Ethiopians may suffer from conflicting allegiances Sunday as

two Ethiopian elite runners Feyisa Lelisa and Kenenisa Bekele

take to the streets of London for the 36th edition of the

London Marathon.

Both Feyisa and Kenenisa hail from Ethiopia’s largest

ethnic group, Oromo. But what sets them apart is politics;

Feyisa is a dissident athlete who lives in exile in Arizona,

while Kenenisa has refused to criticize the Ethiopian regime,

despite its ongoing persecution of citizens of Oromo heritage.

At the Rio Olympics last summer, Feyisa Lelisa made himself

a political exile when he showed solidarity with protesters

in Ethiopia by displaying their protest sign after he crossed

the finish line to claim a silver medal.

Three weeks after Feyisa’s protest, Kenenisa Bekele criticized

Feyisa’s gesture and called for a separation of sport from politics.

Kenenisa, 34, is the most decorated Ethiopian athlete of all

time, holding numerous world records and four Olympic

medals. At the end of an illustrious career on the track he

began running marathons. Last September, Bekele won

the 2016 Berlin Marathon with a time of 2:03:03 — the

second fastest marathon of all time.

Feyisa, 27, burst onto the long-distance running scene in

2008. Since then he has enjoyed momentous success in

marathons, picking up wins in Dublin, Xiamen and Tokyo.

Feyisa hero-worshipped Kenenisa as a youngster, but has

refused to back down from his political stance.

In an interview with BBC Africa, Feyisa said he will

continue his protest against the government in the

London Marathon and said that “the blood is

flowing” in Ethiopia.

A spokesman for Ethiopia’s embassy in London

called Feyisa’s comments “fairy tales”.

Trouble in Oromia

The crossed-arm protest gesture Feyisa famously used

in Rio dates back to a series of uprisings that began

in Oromia — the state from which both Feyisa and

Kenenisa hail — in April 2014.

The movement that emerged following a contentious

government plan to expand the territorial limits of

Ethiopia’s capital, Addis Ababa, into neighboring Oromia

villages and towns, subsequently expanded into other

parts of Ethiopia, as participants rallied behind broader

grievances against the government.

While the government has since tamped down the protests

by declaring a state of emergency, Feyisa’s signal of

solidarity with the historically marginalized Oromo

people at the Olympics offered the movement a major

boost as international media moved to highlight political

repression in Ethiopia.

Since then, he has appeared in European parliament

along with Ethiopian opposition leaders to testify

about Ethiopia’s human right situation. He has asked

the US government, a strong ally of the Ethiopian government,

to consider its relationship with Addis Ababa.

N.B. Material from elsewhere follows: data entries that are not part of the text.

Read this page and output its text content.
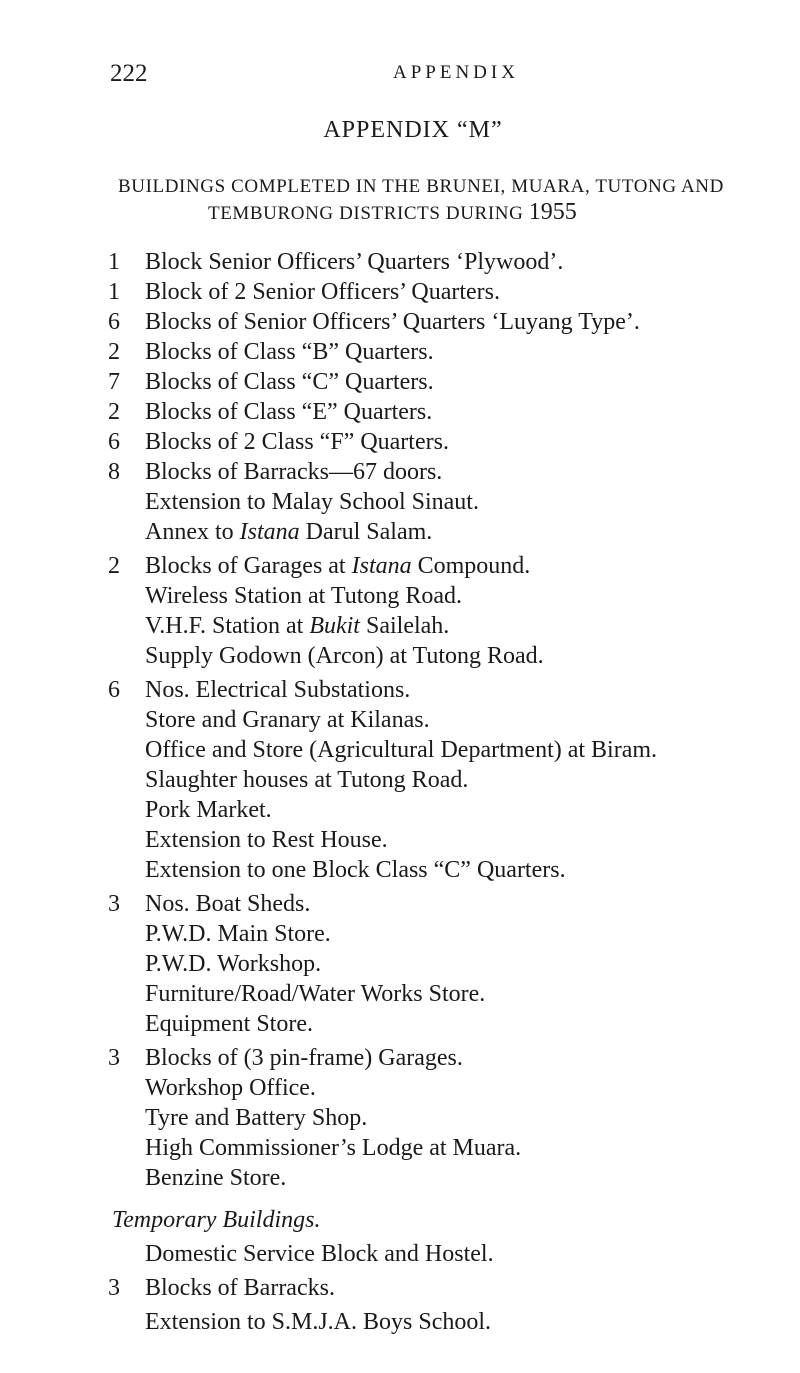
222	APPENDIX
APPENDIX “M”
BUILDINGS COMPLETED IN THE BRUNEI, MUARA, TUTONG AND
TEMBURONG DISTRICTS DURING 1955
1	Block Senior Officers’ Quarters ‘Plywood’.
1	Block of 2 Senior Officers’ Quarters.
6	Blocks of Senior Officers’ Quarters ‘Luyang Type’.
2	Blocks of Class “B” Quarters.
7	Blocks of Class “C” Quarters.
2	Blocks of Class “E” Quarters.
6	Blocks of 2 Class “F” Quarters.
8	Blocks of Barracks—67 doors.
Extension to Malay School Sinaut.
Annex to Istana Darul Salam.
2	Blocks of Garages at Istana Compound.
Wireless Station at Tutong Road.
V.H.F. Station at Bukit Sailelah.
Supply Godown (Arcon) at Tutong Road.
6	Nos. Electrical Substations.
Store and Granary at Kilanas.
Office and Store (Agricultural Department) at Biram.
Slaughter houses at Tutong Road.
Pork Market.
Extension to Rest House.
Extension to one Block Class “C” Quarters.
3	Nos. Boat Sheds.
P.W.D. Main Store.
P.W.D. Workshop.
Furniture/Road/Water Works Store.
Equipment Store.
3	Blocks of (3 pin-frame) Garages.
Workshop Office.
Tyre and Battery Shop.
High Commissioner’s Lodge at Muara.
Benzine Store.
Temporary Buildings.
Domestic Service Block and Hostel.
3	Blocks of Barracks.
Extension to S.M.J.A. Boys School.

And he has

repeated his protest signs in several of the competitions he

has entered since Rio.

Thus, when Feyisa and Kenenisa face each other on Sunday,

there is more at stake than just athletic honor.

On social media, Ethiopians are divided as to whom to support.

But many diaspora based activists have made it clear they view megastar Kenenisa as a regime apologist.